Повторяю, Бродский возражает Кундере вполне убедительно — там, где чешский писатель «видит торжество чувств или разума», Достоевский увидел нечто несравнимо более глубокое — «человеческую предрасположенность ко злу». Более того, суждение Кундеры, «что тип человека, описанный Достоевским, только на родине Достоевского и обитает, свидетельствует лишь о том, что Запад и по сей день не произвел на свет писателя, равного — по докапыванию до глубин — Достоевскому». К тому же автор «Невыносимой легкости бытия» почему-то совершенно забывает, что предшествующая оккупация Чехословакии пришла с Запада и была осуществлена самой что ни на есть «рационалистической» страной.

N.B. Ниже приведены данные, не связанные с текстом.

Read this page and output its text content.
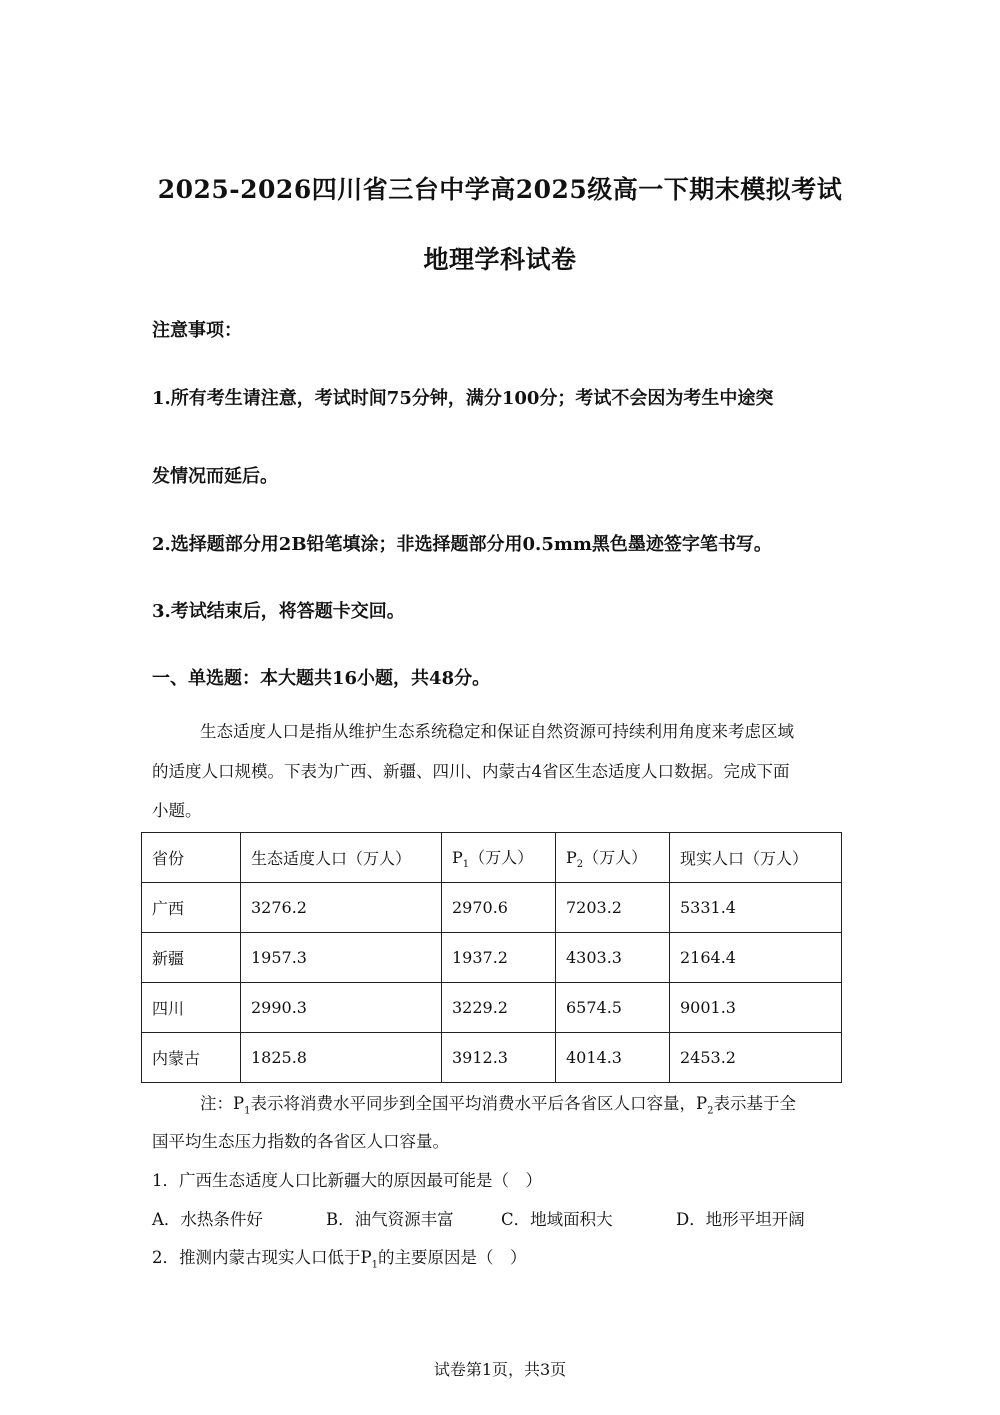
2025-2026四川省三台中学高2025级高一下期末模拟考试
地理学科试卷
注意事项：
1.所有考生请注意，考试时间75分钟，满分100分；考试不会因为考生中途突
发情况而延后。
2.选择题部分用2B铅笔填涂；非选择题部分用0.5mm黑色墨迹签字笔书写。
3.考试结束后，将答题卡交回。
一、单选题：本大题共16小题，共48分。
生态适度人口是指从维护生态系统稳定和保证自然资源可持续利用角度来考虑区域
的适度人口规模。下表为广西、新疆、四川、内蒙古4省区生态适度人口数据。完成下面
小题。
省份	生态适度人口（万人）	$P_1$（万人）	$P_2$（万人）	现实人口（万人）
广西	3276.2	2970.6	7203.2	5331.4
新疆	1957.3	1937.2	4303.3	2164.4
四川	2990.3	3229.2	6574.5	9001.3
内蒙古	1825.8	3912.3	4014.3	2453.2
注：$P_1$表示将消费水平同步到全国平均消费水平后各省区人口容量，$P_2$表示基于全
国平均生态压力指数的各省区人口容量。
1．广西生态适度人口比新疆大的原因最可能是（　）
A．水热条件好	B．油气资源丰富	C．地域面积大	D．地形平坦开阔
2．推测内蒙古现实人口低于$P_1$的主要原因是（　）
试卷第1页，共3页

Но я хочу сказать о другом. Эмигрант Кундера, ощущающий себя в Париже совершенно естественно и органично в «родной» картезианской культуре с ее гармонией чувства, рассудка и разума, совершенно искренне выразил очень важное состояние: тот страх, боязнь, притяжение-отталкивание, которые испытывал и продолжает испытывать европеец перед Другим — бескрайним иррациональным евразийским континентом, где все так похоже и все — иное.

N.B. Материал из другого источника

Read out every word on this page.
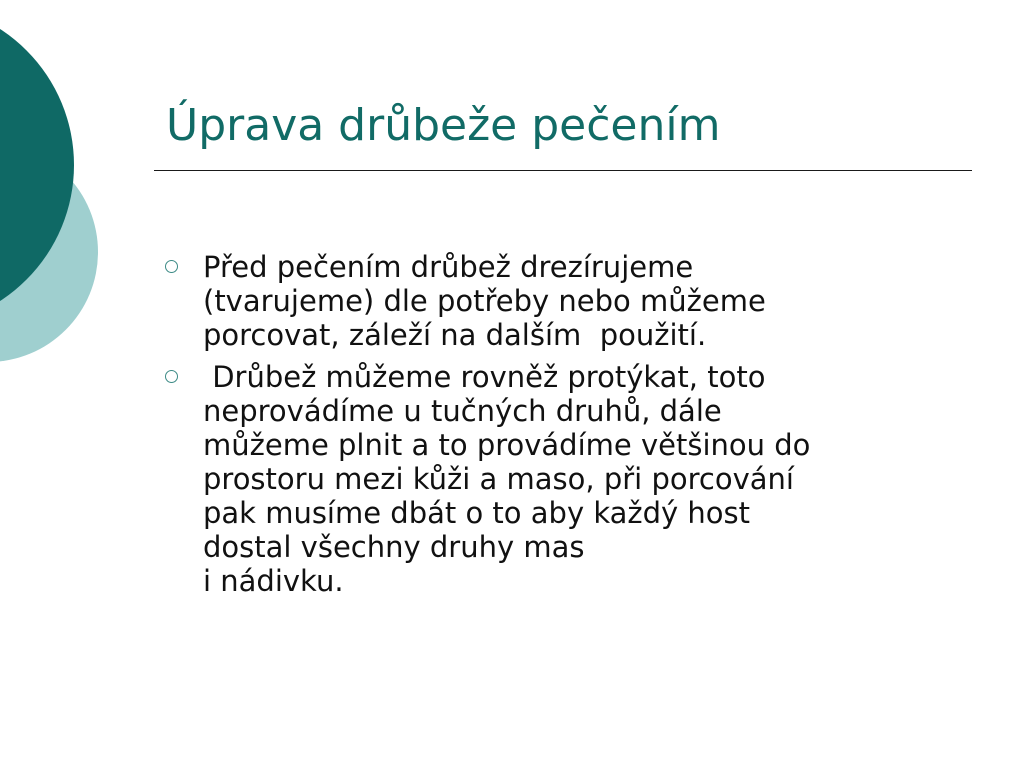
Úprava drůbeže pečením
Před pečením drůbež drezírujeme
(tvarujeme) dle potřeby nebo můžeme
porcovat, záleží na dalším  použití.
Drůbež můžeme rovněž protýkat, toto
neprovádíme u tučných druhů, dále
můžeme plnit a to provádíme většinou do
prostoru mezi kůži a maso, při porcování
pak musíme dbát o to aby každý host
dostal všechny druhy mas
i nádivku.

Философ Федор Степун, эмигрант с сорокалетним стажем, чувствовавший себя свободно как в русской, так и в европейской культуре, писал на склоне лет в мемуарах «Бывшее и несбывшееся» о той «черствости» и «сдержанности» европейцев, что так ранили его в юности, но позднее удивлять перестали: «Шаблонные русские рассуждения о том, что все мы гораздо искреннее, душевнее и глубже европейцев… естественны и понятны у эмигрантов, но явно не верны. Верно лишь то, что русская интеллигентская культура сознательно строилась на принципе внесения идеи и души во все сферы жизни, в то время как более старая и опытная европейская цивилизация давно уже привыкла довольствоваться в своем житейском обиходе простою деловитостью». Он пересказывает здесь немецкого социолога Зиммеля, писавшего: «Знай мы всегда точно, что происходит в душе нашего шофера, пользующего нас доктора или проповедующего священнослужителя, мы иной раз, быть может, и не решились бы сесть в автомобиль, пригласить доктора или пойти в церковь». Очевидно, что, если участники любого сообщества узнают о том, что происходит сейчас в душах каждого из них, взрыв неминуем и это сообщество может перестать существовать.
Степун описывает в мемуарах процесс национального обустройства, происходивший в России почти сотню лет назад и закончившийся полной катастрофой: в эмиграции он пытается понять, почему все произошло именно так, хотя могло быть и совсем иначе. История повторяется: сегодня Россия, оказавшаяся на перепутье, пытается соединить все те же старые и трудно совместимые ценности — драматический вызов свободы, испытанные ценности Запада и драгоценный опыт национальной идентичности. Все вопросы по-прежнему открыты.